O que é e como se forma o ZCAS?
A Zona de Convergência do Atlântico Sul é um dos principais sistemas meteorológicos do verão no Brasil e também pode ocorrer no fim da primavera
Zona de Convergência do Atlântico Sul é caracterizada por uma larga e prolongada zona de convergência de umidade sobre o Brasil. Foto: Climatempo
A Zona de Convergência do Atlântico Sul, conhecida pela sigla ZCAS (pronuncia-se zacas), é uma extensa faixa de convergência de umidade que se prolonga sobre o Brasil. Quando esse sistema se instala, grandes áreas do país ficam sujeitas a chuva frequente e volumosa durante vários dias consecutivos.

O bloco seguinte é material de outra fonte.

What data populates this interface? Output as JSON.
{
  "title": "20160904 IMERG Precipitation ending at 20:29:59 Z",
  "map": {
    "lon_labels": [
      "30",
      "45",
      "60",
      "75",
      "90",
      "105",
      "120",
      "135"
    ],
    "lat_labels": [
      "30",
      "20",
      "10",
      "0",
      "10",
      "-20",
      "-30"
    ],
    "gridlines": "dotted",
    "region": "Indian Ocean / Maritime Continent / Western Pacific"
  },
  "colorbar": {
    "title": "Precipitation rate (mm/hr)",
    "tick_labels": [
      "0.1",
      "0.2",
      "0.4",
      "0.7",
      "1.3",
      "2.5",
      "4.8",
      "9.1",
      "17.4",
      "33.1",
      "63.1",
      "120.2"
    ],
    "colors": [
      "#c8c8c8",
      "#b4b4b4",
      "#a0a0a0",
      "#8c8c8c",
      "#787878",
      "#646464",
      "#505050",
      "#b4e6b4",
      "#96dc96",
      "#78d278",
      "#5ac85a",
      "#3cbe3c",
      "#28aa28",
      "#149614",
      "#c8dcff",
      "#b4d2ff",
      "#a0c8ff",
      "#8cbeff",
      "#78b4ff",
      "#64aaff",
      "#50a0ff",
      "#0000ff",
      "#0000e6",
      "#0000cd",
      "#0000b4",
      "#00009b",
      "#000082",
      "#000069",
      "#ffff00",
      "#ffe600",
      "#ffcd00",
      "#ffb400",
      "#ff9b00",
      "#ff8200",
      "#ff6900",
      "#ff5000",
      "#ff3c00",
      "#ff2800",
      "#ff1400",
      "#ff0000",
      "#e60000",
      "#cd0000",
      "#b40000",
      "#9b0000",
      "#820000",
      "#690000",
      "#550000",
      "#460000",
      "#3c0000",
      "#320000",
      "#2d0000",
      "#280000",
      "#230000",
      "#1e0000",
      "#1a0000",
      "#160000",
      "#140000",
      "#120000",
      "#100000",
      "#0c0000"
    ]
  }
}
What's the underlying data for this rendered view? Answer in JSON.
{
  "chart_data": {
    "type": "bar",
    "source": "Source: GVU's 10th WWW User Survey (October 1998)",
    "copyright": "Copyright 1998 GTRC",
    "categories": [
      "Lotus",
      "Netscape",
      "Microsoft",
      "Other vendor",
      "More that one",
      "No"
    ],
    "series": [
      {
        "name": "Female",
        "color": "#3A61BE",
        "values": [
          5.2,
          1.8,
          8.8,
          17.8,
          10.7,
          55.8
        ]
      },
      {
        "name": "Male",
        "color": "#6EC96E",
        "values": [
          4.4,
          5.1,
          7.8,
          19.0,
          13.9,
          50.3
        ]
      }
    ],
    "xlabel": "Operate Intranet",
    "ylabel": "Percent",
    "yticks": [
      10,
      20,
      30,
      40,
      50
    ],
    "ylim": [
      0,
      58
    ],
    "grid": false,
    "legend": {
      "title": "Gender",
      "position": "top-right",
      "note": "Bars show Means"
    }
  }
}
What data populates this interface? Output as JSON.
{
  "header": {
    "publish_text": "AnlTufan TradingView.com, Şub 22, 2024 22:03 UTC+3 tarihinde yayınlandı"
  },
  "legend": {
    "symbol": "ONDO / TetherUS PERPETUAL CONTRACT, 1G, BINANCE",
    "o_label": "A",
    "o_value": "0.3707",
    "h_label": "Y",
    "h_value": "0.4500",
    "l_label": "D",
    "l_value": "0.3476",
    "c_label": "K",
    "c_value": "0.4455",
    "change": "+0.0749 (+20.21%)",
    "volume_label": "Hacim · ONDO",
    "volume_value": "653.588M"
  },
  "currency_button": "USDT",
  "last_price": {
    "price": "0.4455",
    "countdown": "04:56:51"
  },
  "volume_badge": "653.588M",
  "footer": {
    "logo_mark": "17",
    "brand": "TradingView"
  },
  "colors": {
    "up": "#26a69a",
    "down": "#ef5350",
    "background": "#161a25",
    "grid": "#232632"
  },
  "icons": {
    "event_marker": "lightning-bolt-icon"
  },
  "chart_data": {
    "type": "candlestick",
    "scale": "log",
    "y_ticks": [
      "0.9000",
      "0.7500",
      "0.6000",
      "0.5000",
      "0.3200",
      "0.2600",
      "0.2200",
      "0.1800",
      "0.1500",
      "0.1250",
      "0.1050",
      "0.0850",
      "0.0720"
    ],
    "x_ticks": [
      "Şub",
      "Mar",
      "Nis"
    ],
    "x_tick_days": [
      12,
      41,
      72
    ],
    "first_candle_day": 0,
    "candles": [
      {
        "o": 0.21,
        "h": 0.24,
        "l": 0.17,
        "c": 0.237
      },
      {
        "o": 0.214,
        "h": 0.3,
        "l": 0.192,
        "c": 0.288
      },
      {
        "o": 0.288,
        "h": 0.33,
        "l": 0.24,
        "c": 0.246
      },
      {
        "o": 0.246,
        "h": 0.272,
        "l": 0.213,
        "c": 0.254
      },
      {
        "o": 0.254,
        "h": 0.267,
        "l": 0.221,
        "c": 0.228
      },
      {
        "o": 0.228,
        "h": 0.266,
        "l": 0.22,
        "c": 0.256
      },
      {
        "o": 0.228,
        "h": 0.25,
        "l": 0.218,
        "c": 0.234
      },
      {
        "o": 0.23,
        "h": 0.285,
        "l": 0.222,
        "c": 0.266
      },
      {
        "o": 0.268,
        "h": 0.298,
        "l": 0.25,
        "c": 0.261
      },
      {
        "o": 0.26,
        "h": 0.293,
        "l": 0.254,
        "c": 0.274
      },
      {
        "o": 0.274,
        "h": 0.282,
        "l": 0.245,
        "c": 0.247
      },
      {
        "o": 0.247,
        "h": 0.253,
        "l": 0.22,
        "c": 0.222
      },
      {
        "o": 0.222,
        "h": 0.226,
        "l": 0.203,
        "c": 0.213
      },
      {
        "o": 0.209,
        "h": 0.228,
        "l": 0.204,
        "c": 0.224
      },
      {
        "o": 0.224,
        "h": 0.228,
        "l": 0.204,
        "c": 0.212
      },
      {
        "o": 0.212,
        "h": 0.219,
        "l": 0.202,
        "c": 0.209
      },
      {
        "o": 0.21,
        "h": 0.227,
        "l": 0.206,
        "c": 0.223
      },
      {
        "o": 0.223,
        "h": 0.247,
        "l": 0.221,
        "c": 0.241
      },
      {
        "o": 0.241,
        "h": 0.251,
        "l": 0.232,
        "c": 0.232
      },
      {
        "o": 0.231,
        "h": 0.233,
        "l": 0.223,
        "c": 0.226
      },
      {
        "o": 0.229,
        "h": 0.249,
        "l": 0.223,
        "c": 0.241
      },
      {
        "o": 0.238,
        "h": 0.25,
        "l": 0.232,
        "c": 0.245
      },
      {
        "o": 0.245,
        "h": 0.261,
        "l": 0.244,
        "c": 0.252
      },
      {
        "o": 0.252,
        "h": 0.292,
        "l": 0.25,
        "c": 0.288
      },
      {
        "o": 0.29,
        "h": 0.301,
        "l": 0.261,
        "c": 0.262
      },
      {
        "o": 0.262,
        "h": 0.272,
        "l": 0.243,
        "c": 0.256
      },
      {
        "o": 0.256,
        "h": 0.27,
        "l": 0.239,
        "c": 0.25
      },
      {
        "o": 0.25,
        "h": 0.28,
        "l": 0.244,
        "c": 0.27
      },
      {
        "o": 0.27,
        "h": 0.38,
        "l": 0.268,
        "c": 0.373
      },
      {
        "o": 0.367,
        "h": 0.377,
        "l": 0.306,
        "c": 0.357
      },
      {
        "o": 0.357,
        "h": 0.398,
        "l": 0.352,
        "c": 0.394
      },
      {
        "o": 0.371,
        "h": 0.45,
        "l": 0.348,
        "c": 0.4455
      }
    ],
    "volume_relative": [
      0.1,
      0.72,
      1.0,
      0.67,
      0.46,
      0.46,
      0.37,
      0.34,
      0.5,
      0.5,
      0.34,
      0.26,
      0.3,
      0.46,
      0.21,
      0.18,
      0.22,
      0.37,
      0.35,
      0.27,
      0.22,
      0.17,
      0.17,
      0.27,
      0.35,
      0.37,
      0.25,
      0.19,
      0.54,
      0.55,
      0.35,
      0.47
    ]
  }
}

Essa atuação costuma afetar as Regiões Norte, Centro-Oeste, Sudeste e, por vezes, parte do Nordeste. Mesmo que seja mais rara no Sul, pode alcançar áreas dessa Região em eventos excepcionais. Em muitos locais, um único episódio de ZCAS pode concentrar grande parte da chuva do trimestre mais chuvoso do ano.
Como a ZCAS se manifesta?
Assim que esse corredor de umidade se organiza, forma-se uma faixa contínua de nuvens carregadas que corta o Brasil, em geral do Norte para o Sudeste, prolongando-se até o oceano. Imagens de satélite mostram claramente essa banda de nebulosidade intensa durante sua atuação.

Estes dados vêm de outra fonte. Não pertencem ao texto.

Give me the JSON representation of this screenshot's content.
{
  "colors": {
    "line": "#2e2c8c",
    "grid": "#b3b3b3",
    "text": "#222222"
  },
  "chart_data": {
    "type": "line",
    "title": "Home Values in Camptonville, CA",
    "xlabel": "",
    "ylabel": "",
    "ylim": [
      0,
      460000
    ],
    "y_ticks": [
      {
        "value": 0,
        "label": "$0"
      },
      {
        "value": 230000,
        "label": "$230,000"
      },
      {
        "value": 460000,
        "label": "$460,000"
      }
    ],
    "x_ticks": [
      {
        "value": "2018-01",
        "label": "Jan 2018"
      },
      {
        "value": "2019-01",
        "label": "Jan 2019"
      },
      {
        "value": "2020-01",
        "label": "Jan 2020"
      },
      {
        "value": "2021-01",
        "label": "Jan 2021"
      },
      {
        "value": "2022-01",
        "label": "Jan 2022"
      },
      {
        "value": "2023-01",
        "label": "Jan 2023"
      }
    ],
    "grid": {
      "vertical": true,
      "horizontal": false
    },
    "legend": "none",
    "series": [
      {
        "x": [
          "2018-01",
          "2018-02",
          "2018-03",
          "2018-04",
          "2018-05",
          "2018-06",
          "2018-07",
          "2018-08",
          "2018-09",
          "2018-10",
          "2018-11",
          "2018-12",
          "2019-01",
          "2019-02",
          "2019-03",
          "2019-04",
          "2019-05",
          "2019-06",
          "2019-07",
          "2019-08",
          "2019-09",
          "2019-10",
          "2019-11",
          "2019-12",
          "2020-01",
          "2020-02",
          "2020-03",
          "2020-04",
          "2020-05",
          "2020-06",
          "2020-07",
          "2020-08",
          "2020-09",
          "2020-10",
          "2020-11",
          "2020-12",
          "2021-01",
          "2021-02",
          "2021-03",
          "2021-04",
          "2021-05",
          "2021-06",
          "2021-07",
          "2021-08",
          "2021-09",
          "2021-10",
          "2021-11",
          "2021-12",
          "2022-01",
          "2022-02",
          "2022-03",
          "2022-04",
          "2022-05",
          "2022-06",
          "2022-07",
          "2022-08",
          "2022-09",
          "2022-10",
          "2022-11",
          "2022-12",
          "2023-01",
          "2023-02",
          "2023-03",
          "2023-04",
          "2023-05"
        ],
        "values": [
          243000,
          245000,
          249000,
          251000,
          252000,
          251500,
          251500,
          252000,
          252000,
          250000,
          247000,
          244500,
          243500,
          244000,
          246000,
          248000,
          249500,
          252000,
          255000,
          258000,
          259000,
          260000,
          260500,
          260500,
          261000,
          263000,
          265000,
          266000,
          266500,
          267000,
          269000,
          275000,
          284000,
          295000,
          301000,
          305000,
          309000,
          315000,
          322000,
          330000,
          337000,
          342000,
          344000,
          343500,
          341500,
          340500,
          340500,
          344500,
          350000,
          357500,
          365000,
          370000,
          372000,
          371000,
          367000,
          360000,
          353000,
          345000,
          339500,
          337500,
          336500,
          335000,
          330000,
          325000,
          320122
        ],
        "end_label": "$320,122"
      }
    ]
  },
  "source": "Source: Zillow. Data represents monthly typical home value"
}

Para que o fenômeno seja caracterizado oficialmente, as áreas de instabilidade devem persistir por pelo menos quatro dias sobre uma mesma região.

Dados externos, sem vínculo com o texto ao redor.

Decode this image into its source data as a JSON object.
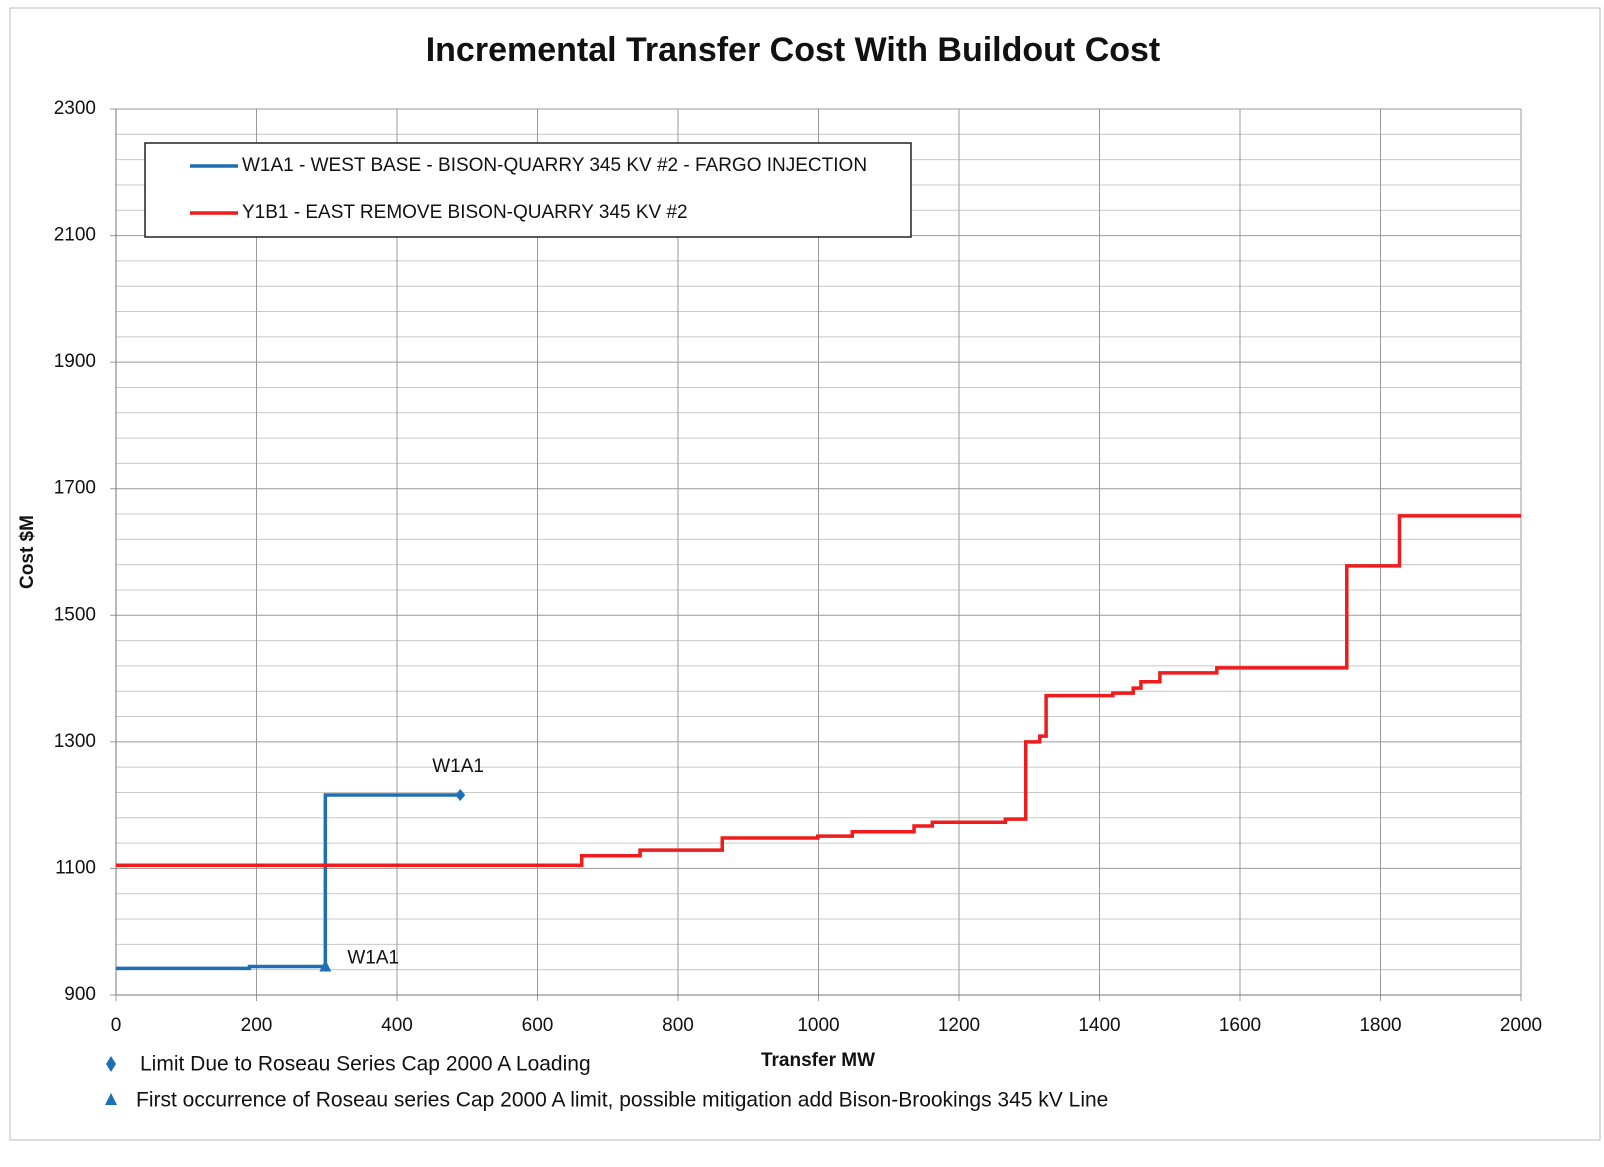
{
  "chart_data": {
    "type": "line",
    "title": "Incremental Transfer Cost With Buildout Cost",
    "x_label": "Transfer MW",
    "y_label": "Cost $M",
    "xlim": [
      0,
      2000
    ],
    "xticks": [
      0,
      200,
      400,
      600,
      800,
      1000,
      1200,
      1400,
      1600,
      1800,
      2000
    ],
    "ylim": [
      900,
      2300
    ],
    "yticks": [
      900,
      1100,
      1300,
      1500,
      1700,
      1900,
      2100,
      2300
    ],
    "yminor_ticks": [
      940,
      980,
      1020,
      1060,
      1140,
      1180,
      1220,
      1260,
      1340,
      1380,
      1420,
      1460,
      1540,
      1580,
      1620,
      1660,
      1740,
      1780,
      1820,
      1860,
      1940,
      1980,
      2020,
      2060,
      2140,
      2180,
      2220,
      2260
    ],
    "grid": true,
    "legend": "upper left",
    "series": [
      {
        "name": "W1A1 - WEST BASE - BISON-QUARRY 345 KV #2 - FARGO INJECTION",
        "color": "#1f6fb4",
        "x": [
          0,
          190,
          190,
          298,
          298,
          490
        ],
        "values": [
          942,
          942,
          945,
          945,
          1216,
          1216
        ]
      },
      {
        "name": "Y1B1 - EAST REMOVE BISON-QUARRY 345 KV #2",
        "color": "#ee1c1c",
        "x": [
          0,
          663,
          663,
          746,
          746,
          863,
          863,
          999,
          999,
          1048,
          1048,
          1136,
          1136,
          1162,
          1162,
          1266,
          1266,
          1295,
          1295,
          1315,
          1315,
          1324,
          1324,
          1419,
          1419,
          1448,
          1448,
          1459,
          1459,
          1486,
          1486,
          1567,
          1567,
          1752,
          1752,
          1827,
          1827,
          2000
        ],
        "values": [
          1105,
          1105,
          1120,
          1120,
          1129,
          1129,
          1148,
          1148,
          1151,
          1151,
          1158,
          1158,
          1167,
          1167,
          1173,
          1173,
          1178,
          1178,
          1300,
          1300,
          1309,
          1309,
          1373,
          1373,
          1377,
          1377,
          1385,
          1385,
          1395,
          1395,
          1409,
          1409,
          1417,
          1417,
          1578,
          1578,
          1657,
          1657
        ]
      }
    ],
    "annotations": [
      "W1A1",
      "W1A1"
    ],
    "marker_notes": [
      "Limit Due to Roseau Series Cap 2000 A Loading",
      "First occurrence of Roseau series Cap 2000 A limit, possible mitigation add Bison-Brookings 345 kV Line"
    ]
  }
}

Nebulosidade de ZCAS sobre o Brasil em 2/1/2024 (Imagem Goes 16). Foto: Climatempo
Sistemas que atuam na formação
A formação da ZCAS ocorre quando uma frente fria semi-estacionária se mantém na costa do Sudeste, ao mesmo tempo em que o Vórtice Ciclônico de Altos Níveis atua sobre o Nordeste. Além disso, a Alta da Bolívia se estabelece em torno de 10 quilômetros de altitude e um cavado atmosférico se posiciona em médios níveis, por volta de 5 quilômetros.
ZCAS em meados de janeiro de 2016 (Imagem Goes 16). Foto: Climatempo
A combinação simultânea desses sistemas favorece o transporte e a concentração de umidade sobre o interior do Brasil, permitindo que a ZCAS se organize e persista por vários dias.
Variações de posição
A localização da ZCAS não é fixa e varia de um ano para outro, o que altera a distribuição das chuvas. Em alguns episódios, o eixo da instabilidade fica mais centralizado sobre Sudeste e Centro-Oeste, aumentando a regularidade das precipitações nessas áreas.
Em outras situações, a ZCAS se desloca mais ao norte, reforçando a chuva em Espírito Santo, Minas Gerais, Bahia, Tocantins e parte do Norte, enquanto reduz os volumes no centro-sul de São Paulo e em Mato Grosso do Sul. Além disso, há anos em que o fenômeno avança mais ao sul, levando chuva intensa para São Paulo, sul de Goiás e Mato Grosso, além do Paraná.
Influência de El Niño e La Niña
O El Niño costuma dificultar sua formação, pois atrapalha a estruturação da Alta da Bolívia, essencial para o fenômeno. Ainda assim, a ZCAS pode ocorrer — como em janeiro de 2024, mesmo com um El Niño forte.
Enquanto isso, a La Niña geralmente favorece o sistema, facilitando o estabelecimento dos corredores de umidade entre Norte e Sudeste. Quando o Pacífico está em neutralidade, essa formação também costuma ser estimulada.
Importância para o clima do Brasil
Por seu potencial de gerar períodos prolongados de chuva, a ZCAS está diretamente ligada a impactos relevantes, como abastecimento de água, planejamento agrícola e riscos meteorológicos, incluindo enchentes e deslizamentos. Portanto, seu monitoramento constante é essencial para reduzir prejuízos e proteger a população.